2. The low-latency Li-Fi IoT communication method based on UDP according to claim 1, characterized in that, The dynamic MTU adaptation mechanism adjusts the MTU value according to a preset algorithm by monitoring link bandwidth fluctuations in real time.

3. The low-latency Li-Fi IoT communication method based on UDP according to claim 1, characterized in that, The data packet priority identification system is divided into 5 levels: remote medical and autonomous driving control data are of the highest priority P1, VR / AR interaction data are of high priority P2, smart factory equipment monitoring data are of medium priority P3, smart home environment data are of low priority P4, and log backup data are of the lowest priority P5.

4. The low-latency Li-Fi IoT communication method based on UDP according to claim 3, characterized in that, The intelligent scheduling engine employs a multi-objective optimization algorithm, aiming to minimize latency, balance load, and minimize packet loss rate, and dynamically allocates transmission resources, including thread pool size, transmission bandwidth ratio, and path selection strategy.

5. The low-latency Li-Fi IoT communication method based on UDP according to claim 1, characterized in that, In step S5, the lightweight checksum uses the CRC-64 algorithm, and the selective retransmission mechanism uses the missing data packet index fed back by the client.
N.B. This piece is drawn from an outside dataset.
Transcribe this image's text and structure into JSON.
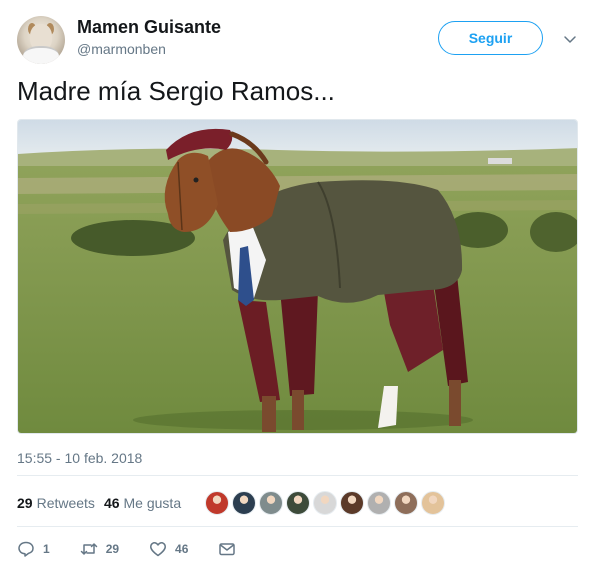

The server only retransmits the corresponding data packet and does not trigger a full retransmission.

6. The low-latency Li-Fi IoT communication method based on UDP according to claim 1, characterized in that, The cross-layer collaborative adjustment includes dynamic adjustment of transmit power at the physical layer, frame structure optimization at the data link layer, and service priority adaptation at the application layer, thereby achieving coordinated optimization of parameters at each layer.
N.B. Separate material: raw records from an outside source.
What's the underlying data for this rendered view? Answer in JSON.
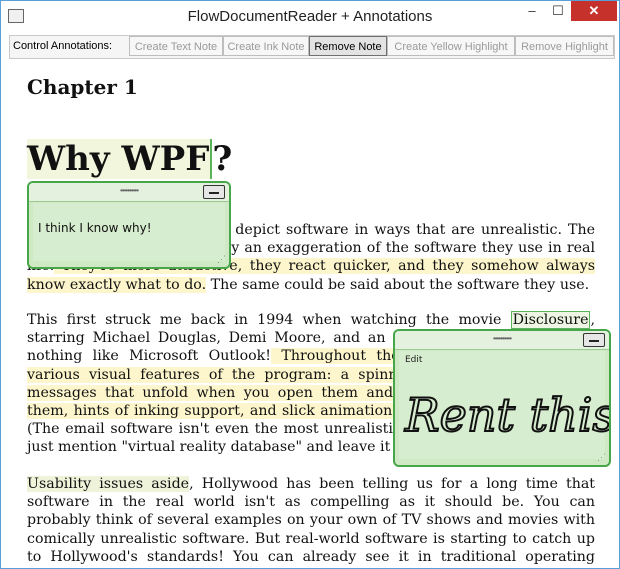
{
  "window": {
    "title": "FlowDocumentReader + Annotations",
    "controls": {
      "minimize": "–",
      "maximize": "☐",
      "close": "✕"
    }
  },
  "toolbar": {
    "label": "Control Annotations:",
    "buttons": [
      {
        "label": "Create Text Note",
        "enabled": false
      },
      {
        "label": "Create Ink Note",
        "enabled": false
      },
      {
        "label": "Remove Note",
        "enabled": true
      },
      {
        "label": "Create Yellow Highlight",
        "enabled": false
      },
      {
        "label": "Remove Highlight",
        "enabled": false
      }
    ]
  },
  "document": {
    "chapter": "Chapter 1",
    "heading_anchor": "Why WPF",
    "heading_tail": "?",
    "p1": {
      "a": "Movies and television often depict software in ways that are unrealistic. The main characters are typically an exaggeration of the software they use in real life.",
      "hl": " They're more attractive, they react quicker, and they somehow always know exactly what to do.",
      "b": " The same could be said about the software they use."
    },
    "p2": {
      "a": "This first struck me back in 1994 when watching the movie ",
      "anchor": "Disclosure",
      "b": ", starring Michael Douglas, Demi Moore, and an email program that looked nothing like Microsoft Outlook!",
      "hl": " Throughout the movie, we're treated to various visual features of the program: a spinning three-dimensional \"e,\" messages that unfold when you open them and crumple when you delete them, hints of inking support, and slick animations when you print messages.",
      "c": " (The email software isn't even the most unrealistic software in the movie. I'll just mention \"virtual reality database\" and leave it at that.)"
    },
    "p3": {
      "anchor": "Usability issues aside",
      "b": ", Hollywood has been telling us for a long time that software in the real world isn't as compelling as it should be. You can probably think of several examples on your own of TV shows and movies with comically unrealistic software. But real-world software is starting to catch up to Hollywood's standards! You can already see it in traditional operating systems"
    }
  },
  "notes": {
    "text_note": {
      "grip": "••••••••••",
      "text": "I think I know why!"
    },
    "ink_note": {
      "grip": "••••••••••",
      "menu": "Edit",
      "ink_text": "Rent this!"
    }
  },
  "colors": {
    "yellow_highlight": "#fdf6cc",
    "note_border": "#48a64a",
    "note_fill": "#cfe9c5",
    "close_button": "#c7312b"
  }
}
7. A low-latency Li-Fi Internet of Things (IoT) communication system based on UDP, characterized in that, The method for implementing the UDP-based low-latency Li-Fi IoT communication method according to any one of claims 1-6 includes a client module, a server module, a Li-Fi communication link module, and an intelligent scheduling center. The client module includes a first enhanced raw socket unit, a link quality monitoring unit, a priority identification unit, a first fault tolerance processing unit, and a first thread management unit; The server module includes a second enhanced raw socket unit, a dynamic MTU adaptation unit, a data segmentation unit, a load monitoring unit, a second fault-tolerant processing unit, and a second thread management unit. The Li-Fi communication link module includes a visible light transmitting unit, a photoelectric receiving unit, and a channel adaptive adjustment unit, which supports dynamic switching of transmission power and modulation mode; The intelligent scheduling center includes a scheduling engine, a resource allocation unit, and a cross-layer collaboration unit, which are used to receive link quality and load information and output the optimal transmission strategy. Both the first thread management unit and the second thread management unit support dynamic thread pool technology, which adjusts the number of concurrent threads according to load changes, and includes UDP priority transmission threads, UDP receive verification threads, selective retransmission threads and serial forwarding threads.

8. The low-latency Li-Fi IoT communication system based on UDP according to claim 7, characterized in that, The channel adaptive adjustment unit dynamically adjusts the LED transmission power and modulation scheme based on the SNR and BER parameters collected by the link quality monitoring unit to ensure channel stability.